Il faut des symboles pour faire fonctionner une République du marketing. Faire voter comme première loi du quinquennat une loi de « moralisation de la vie politique » en est à l’évidence un - même si ce projet de loi demeure étonnamment silencieux sur certains dossiers comme « l’empreinte législative » susceptible d’apporter davantage de transparence dans les pratiques de lobbying, voire renie des engagements de campagne d’Emmanuel Macron comme celui de conditionner la candidature à une élection à un casier judiciaire vierge.

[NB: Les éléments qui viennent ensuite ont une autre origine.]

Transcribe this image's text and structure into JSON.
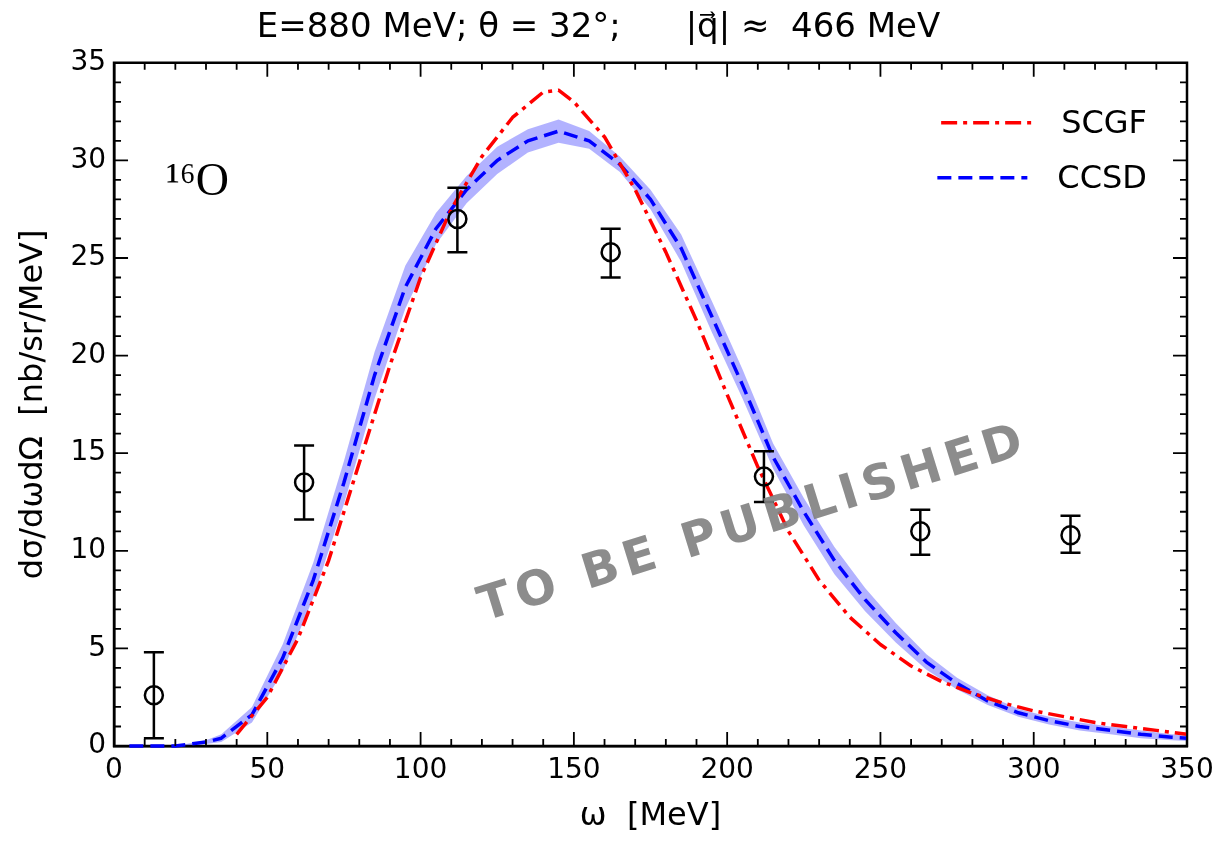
{
  "chart_data": {
    "type": "line",
    "title": "E=880 MeV; θ = 32°;      |q⃗| ≈  466 MeV",
    "xlabel": "ω  [MeV]",
    "ylabel": "dσ/dωdΩ  [nb/sr/MeV]",
    "xlim": [
      0,
      350
    ],
    "xticks": [
      0,
      50,
      100,
      150,
      200,
      250,
      300,
      350
    ],
    "ylim": [
      0,
      35
    ],
    "yticks": [
      0,
      5,
      10,
      15,
      20,
      25,
      30,
      35
    ],
    "grid": false,
    "legend": "top right",
    "annotations": [
      "¹⁶O",
      "TO BE PUBLISHED"
    ],
    "series": [
      {
        "name": "SCGF",
        "type": "line",
        "color": "#ff0000",
        "line_style": "dashdot",
        "x": [
          40,
          50,
          60,
          70,
          80,
          90,
          100,
          110,
          120,
          130,
          140,
          145,
          150,
          160,
          170,
          180,
          190,
          200,
          210,
          220,
          230,
          240,
          250,
          260,
          270,
          280,
          290,
          300,
          310,
          320,
          330,
          340,
          350
        ],
        "values": [
          0.6,
          2.5,
          5.5,
          9.5,
          14.5,
          19.5,
          24,
          27.5,
          30.2,
          32.2,
          33.5,
          33.6,
          33,
          31.2,
          28.5,
          25.3,
          21.8,
          18,
          14.3,
          11,
          8.5,
          6.6,
          5.2,
          4.1,
          3.3,
          2.7,
          2.2,
          1.8,
          1.5,
          1.2,
          1,
          0.8,
          0.6
        ]
      },
      {
        "name": "CCSD",
        "type": "line",
        "color": "#0000ff",
        "line_style": "dashed",
        "x": [
          5,
          20,
          30,
          35,
          45,
          55,
          65,
          75,
          85,
          95,
          105,
          115,
          125,
          135,
          145,
          155,
          165,
          175,
          185,
          195,
          205,
          215,
          225,
          235,
          245,
          255,
          265,
          275,
          285,
          295,
          305,
          315,
          325,
          335,
          345,
          350
        ],
        "values": [
          0,
          0,
          0.2,
          0.4,
          1.6,
          4.5,
          8.5,
          13.5,
          19,
          23.5,
          26.5,
          28.5,
          30,
          31,
          31.5,
          31,
          29.8,
          28,
          25.5,
          22,
          18.5,
          14.8,
          12,
          9.5,
          7.5,
          5.8,
          4.3,
          3.2,
          2.3,
          1.7,
          1.3,
          1,
          0.8,
          0.6,
          0.45,
          0.4
        ],
        "lower": [
          0,
          0,
          0.1,
          0.2,
          1.2,
          3.8,
          7.6,
          12.4,
          17.8,
          22.4,
          25.7,
          27.8,
          29.3,
          30.4,
          30.9,
          30.6,
          29.4,
          27.5,
          24.8,
          21.2,
          17.8,
          14.2,
          11.3,
          8.8,
          6.9,
          5.3,
          3.9,
          2.9,
          2.1,
          1.5,
          1.1,
          0.8,
          0.6,
          0.4,
          0.3,
          0.25
        ],
        "upper": [
          0,
          0,
          0.3,
          0.6,
          2,
          5.2,
          9.4,
          14.6,
          20.2,
          24.6,
          27.3,
          29.2,
          30.7,
          31.6,
          32.1,
          31.5,
          30.2,
          28.5,
          26.2,
          22.8,
          19.3,
          15.5,
          12.7,
          10.2,
          8.1,
          6.3,
          4.7,
          3.5,
          2.6,
          1.9,
          1.5,
          1.2,
          1,
          0.8,
          0.6,
          0.55
        ]
      },
      {
        "type": "scatter",
        "color": "#000000",
        "marker": "circle",
        "x": [
          13,
          62,
          112,
          162,
          212,
          263,
          312
        ],
        "values": [
          2.6,
          13.5,
          27,
          25.3,
          13.8,
          11,
          10.8
        ],
        "errors": [
          [
            0.4,
            4.8
          ],
          [
            11.6,
            15.4
          ],
          [
            25.3,
            28.6
          ],
          [
            24,
            26.5
          ],
          [
            12.5,
            15.1
          ],
          [
            9.8,
            12.1
          ],
          [
            9.9,
            11.8
          ]
        ]
      }
    ]
  }
}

Un aspect du projet de loi est particulièrement révélateur de la priorité accordée à la communication politique sur la réforme institutionnelle : la médiatique et sans doute un peu démagogique suppression de la réserve parlementaire.

L’avis du Conseil d’État était pourtant sans appel : nul besoin d’une loi pour supprimer ce dispositif de subventions découlant de l’ouverture de crédits budgétaires introduits par voie d'amendements  du  Gouvernement  en  loi  de  finances. Il suffirait que le gouvernement s’abstienne de présenter de tels amendements lors du prochain projet de loi de finances, à l’automne. Mais cela aurait été beaucoup moins visible. 

Ainsi, pour donner de la chair à un projet de loi manquant quelque peu de substance, a-t-il été décidé d’y inscrire la suppression de la réserve parlementaire… mais pas son corollaire, pourtant annoncé par François Bayrou avant son départ : le fléchage des sommes ainsi « économisées » vers un fonds pour l’action des territoires et l’intérêt général. D’après la nouvelle Garde des Sceaux, les arbitrages en la matière n’ont pas encore été effectués… dommage, alors que le projet de loi est inscrit en procédure accélérée !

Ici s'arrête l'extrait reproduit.